Marcantonio and the other researchers at Beth Israel Deaconess Medical Center worked directly with the patients. They wanted to test the patient’s inflammatory biomarkers several times before and after surgery to get a more complete picture of how inflammation correlated with delirium. But the existing methods required too much blood and could only measure one biomarker at a time. Other blood assays were commercially available that could test more than one, but they didn’t work very well with the blood of the elderly, which tends to be more viscous than the blood of younger people.

“The bottom line is that we needed to evaluate networks of different inflammatory pathways,” says Kuchel, “and that could only be accomplished by measuring multiple cytokines at a time.” Kuchel and his colleagues adapted and optimized for use in the elderly a customized technique that could measure 12 inflammatory biomarkers using very little blood.

The researchers then assessed and compared the biomarkers of the SAGES patients, looking for differences between delirium cases and no-delirium controls. The spike in interleukin-6 in the two days after surgery stood out immediately. Further analysis showed that patients who developed delirium had higher levels of interleukin-2 than non-delirium patients at all the times they were tested, both before surgery, in the first two days afterwards, and then one month later.

This is the first study to look at cytokine levels in older surgical patients at several points in time, both before and after surgery. The results need to be replicated in other studies, but if they prove to be generally true, the blood signature could provide a quick way to alert doctors and nurses to seniors at higher risk of delirium.
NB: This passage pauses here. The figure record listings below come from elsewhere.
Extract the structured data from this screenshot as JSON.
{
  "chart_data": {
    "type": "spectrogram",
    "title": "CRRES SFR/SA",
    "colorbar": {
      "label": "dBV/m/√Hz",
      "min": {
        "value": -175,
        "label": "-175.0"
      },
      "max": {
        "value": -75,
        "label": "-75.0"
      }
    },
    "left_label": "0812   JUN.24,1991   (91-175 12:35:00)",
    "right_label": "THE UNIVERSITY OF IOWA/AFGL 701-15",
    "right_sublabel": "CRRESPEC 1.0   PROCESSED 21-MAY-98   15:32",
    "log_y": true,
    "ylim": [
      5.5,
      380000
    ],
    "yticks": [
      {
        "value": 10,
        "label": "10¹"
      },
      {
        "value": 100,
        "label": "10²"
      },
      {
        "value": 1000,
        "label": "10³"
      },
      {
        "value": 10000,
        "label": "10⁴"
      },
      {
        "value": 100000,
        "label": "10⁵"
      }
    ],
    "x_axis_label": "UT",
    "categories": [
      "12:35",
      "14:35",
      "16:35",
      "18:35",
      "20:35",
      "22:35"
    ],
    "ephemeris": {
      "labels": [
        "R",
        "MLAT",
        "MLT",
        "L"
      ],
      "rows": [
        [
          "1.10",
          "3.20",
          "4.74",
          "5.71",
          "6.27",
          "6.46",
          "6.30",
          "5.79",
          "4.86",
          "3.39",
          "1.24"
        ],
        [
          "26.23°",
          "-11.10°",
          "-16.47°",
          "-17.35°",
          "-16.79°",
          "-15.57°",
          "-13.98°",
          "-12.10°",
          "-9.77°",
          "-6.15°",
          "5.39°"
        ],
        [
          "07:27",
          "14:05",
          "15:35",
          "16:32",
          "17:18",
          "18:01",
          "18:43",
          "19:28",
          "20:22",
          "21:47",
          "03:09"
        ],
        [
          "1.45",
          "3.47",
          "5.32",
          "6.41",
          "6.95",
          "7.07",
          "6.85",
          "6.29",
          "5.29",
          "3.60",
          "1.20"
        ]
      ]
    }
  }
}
They can then take extra precautions to keep the patients oriented.

“Lots of possible interventions can help prevent delirium,” says Kuchel. “For example, if you do things such as improve a patient’s vision and hearing, reorient them to where they are regularly, promote restful sleep, increase mobility, and stop medications that could be making the delirium worse, all these things can help.”
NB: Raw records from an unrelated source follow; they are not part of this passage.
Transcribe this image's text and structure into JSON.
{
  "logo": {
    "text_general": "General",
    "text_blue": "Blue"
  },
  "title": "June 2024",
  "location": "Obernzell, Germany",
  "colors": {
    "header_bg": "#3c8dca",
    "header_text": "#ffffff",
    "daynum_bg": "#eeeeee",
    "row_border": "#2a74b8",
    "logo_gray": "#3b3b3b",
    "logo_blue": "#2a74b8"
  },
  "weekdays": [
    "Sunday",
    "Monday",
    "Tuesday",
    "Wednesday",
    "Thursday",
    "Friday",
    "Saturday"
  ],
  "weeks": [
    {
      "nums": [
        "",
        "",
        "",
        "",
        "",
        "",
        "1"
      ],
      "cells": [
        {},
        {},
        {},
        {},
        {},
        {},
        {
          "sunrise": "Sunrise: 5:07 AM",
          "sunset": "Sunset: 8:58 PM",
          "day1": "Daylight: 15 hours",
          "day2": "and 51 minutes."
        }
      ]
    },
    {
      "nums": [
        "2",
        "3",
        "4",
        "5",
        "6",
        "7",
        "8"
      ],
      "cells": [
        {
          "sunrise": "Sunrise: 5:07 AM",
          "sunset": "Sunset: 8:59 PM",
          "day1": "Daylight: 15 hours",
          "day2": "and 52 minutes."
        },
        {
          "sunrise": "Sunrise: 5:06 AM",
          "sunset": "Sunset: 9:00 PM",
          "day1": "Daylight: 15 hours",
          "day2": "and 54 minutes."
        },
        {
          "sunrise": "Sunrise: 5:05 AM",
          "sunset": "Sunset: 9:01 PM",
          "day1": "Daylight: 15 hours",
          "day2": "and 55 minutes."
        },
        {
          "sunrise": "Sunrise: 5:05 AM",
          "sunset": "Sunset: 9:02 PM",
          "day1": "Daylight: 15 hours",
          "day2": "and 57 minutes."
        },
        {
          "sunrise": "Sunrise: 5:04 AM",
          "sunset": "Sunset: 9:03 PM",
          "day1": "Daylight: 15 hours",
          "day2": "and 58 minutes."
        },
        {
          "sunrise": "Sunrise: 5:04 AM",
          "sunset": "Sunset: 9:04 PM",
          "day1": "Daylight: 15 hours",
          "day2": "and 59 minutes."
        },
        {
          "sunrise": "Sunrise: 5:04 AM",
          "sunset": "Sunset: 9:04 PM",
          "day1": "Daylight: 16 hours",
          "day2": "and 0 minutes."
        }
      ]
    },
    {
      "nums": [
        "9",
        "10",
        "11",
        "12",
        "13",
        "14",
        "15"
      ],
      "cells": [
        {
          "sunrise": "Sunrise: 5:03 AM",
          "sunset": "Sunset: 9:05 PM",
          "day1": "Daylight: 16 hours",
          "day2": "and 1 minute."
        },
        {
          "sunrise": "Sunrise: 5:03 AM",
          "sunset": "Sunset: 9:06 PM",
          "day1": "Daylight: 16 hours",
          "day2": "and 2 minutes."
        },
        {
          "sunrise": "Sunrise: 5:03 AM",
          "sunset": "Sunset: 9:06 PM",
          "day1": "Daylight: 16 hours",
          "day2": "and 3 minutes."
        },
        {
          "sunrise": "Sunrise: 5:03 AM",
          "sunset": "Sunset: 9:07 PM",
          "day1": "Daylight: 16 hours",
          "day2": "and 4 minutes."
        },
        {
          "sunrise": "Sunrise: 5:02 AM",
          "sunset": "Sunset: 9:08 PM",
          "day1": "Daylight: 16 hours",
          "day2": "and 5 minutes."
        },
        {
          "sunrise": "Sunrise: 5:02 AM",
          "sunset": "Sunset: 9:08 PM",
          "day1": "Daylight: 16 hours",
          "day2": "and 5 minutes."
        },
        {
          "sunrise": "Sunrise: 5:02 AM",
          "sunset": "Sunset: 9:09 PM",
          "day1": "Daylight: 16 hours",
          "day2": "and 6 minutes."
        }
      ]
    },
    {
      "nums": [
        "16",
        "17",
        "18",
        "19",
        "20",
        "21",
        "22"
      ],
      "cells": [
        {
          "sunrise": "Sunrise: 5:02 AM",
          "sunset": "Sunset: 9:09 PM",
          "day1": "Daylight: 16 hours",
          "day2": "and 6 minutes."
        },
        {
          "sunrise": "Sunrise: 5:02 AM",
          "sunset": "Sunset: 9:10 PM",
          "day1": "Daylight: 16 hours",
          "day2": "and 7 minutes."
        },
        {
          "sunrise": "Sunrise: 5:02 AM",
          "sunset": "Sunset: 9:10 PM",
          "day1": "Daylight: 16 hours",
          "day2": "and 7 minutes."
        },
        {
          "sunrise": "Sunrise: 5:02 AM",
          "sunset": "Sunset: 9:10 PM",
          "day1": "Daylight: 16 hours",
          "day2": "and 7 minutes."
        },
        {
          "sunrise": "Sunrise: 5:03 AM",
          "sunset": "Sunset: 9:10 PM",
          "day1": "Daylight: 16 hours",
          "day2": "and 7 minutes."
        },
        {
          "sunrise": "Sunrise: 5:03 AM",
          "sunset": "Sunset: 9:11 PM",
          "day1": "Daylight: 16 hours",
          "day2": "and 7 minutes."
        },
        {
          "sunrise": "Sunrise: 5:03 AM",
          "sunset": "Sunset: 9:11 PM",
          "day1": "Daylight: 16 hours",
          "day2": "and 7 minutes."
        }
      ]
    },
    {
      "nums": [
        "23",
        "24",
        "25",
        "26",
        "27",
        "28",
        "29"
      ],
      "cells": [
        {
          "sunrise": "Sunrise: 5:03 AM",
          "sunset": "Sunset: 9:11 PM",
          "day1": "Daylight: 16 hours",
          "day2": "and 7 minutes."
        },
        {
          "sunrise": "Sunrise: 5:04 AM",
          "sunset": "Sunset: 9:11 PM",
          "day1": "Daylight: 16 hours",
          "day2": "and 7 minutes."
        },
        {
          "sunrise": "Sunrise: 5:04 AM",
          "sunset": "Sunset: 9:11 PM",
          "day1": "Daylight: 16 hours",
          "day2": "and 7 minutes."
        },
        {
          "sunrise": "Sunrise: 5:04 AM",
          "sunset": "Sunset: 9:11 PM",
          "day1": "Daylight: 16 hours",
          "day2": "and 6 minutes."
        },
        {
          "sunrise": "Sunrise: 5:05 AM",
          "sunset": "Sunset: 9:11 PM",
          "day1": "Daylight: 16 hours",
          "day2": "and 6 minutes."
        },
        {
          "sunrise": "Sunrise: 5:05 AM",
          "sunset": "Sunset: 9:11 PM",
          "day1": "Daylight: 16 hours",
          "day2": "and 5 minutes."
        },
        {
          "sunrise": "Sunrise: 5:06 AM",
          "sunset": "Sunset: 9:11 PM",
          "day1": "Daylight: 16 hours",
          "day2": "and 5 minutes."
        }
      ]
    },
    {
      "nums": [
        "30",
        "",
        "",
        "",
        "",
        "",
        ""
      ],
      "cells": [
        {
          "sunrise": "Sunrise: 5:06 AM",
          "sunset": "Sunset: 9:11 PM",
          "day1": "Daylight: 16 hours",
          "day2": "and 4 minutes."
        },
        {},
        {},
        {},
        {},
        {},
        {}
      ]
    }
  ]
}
As part of UConn Health’s work to detect and prevent delirium and improve the care of older patients, geriatrician Laverne Wright and hospitalist Nicole Silverstein are testing better ways to detect delirium in hospitalized patients.

Study results were recently presented at the Alzheimer’s Association International Conference in Washington, D.C., on July 21.

This study was supported by the following grants from the National Institute on Aging: T32AG023480, PO1AG031720, K07AG041835, R01AG030618, K24AG035075.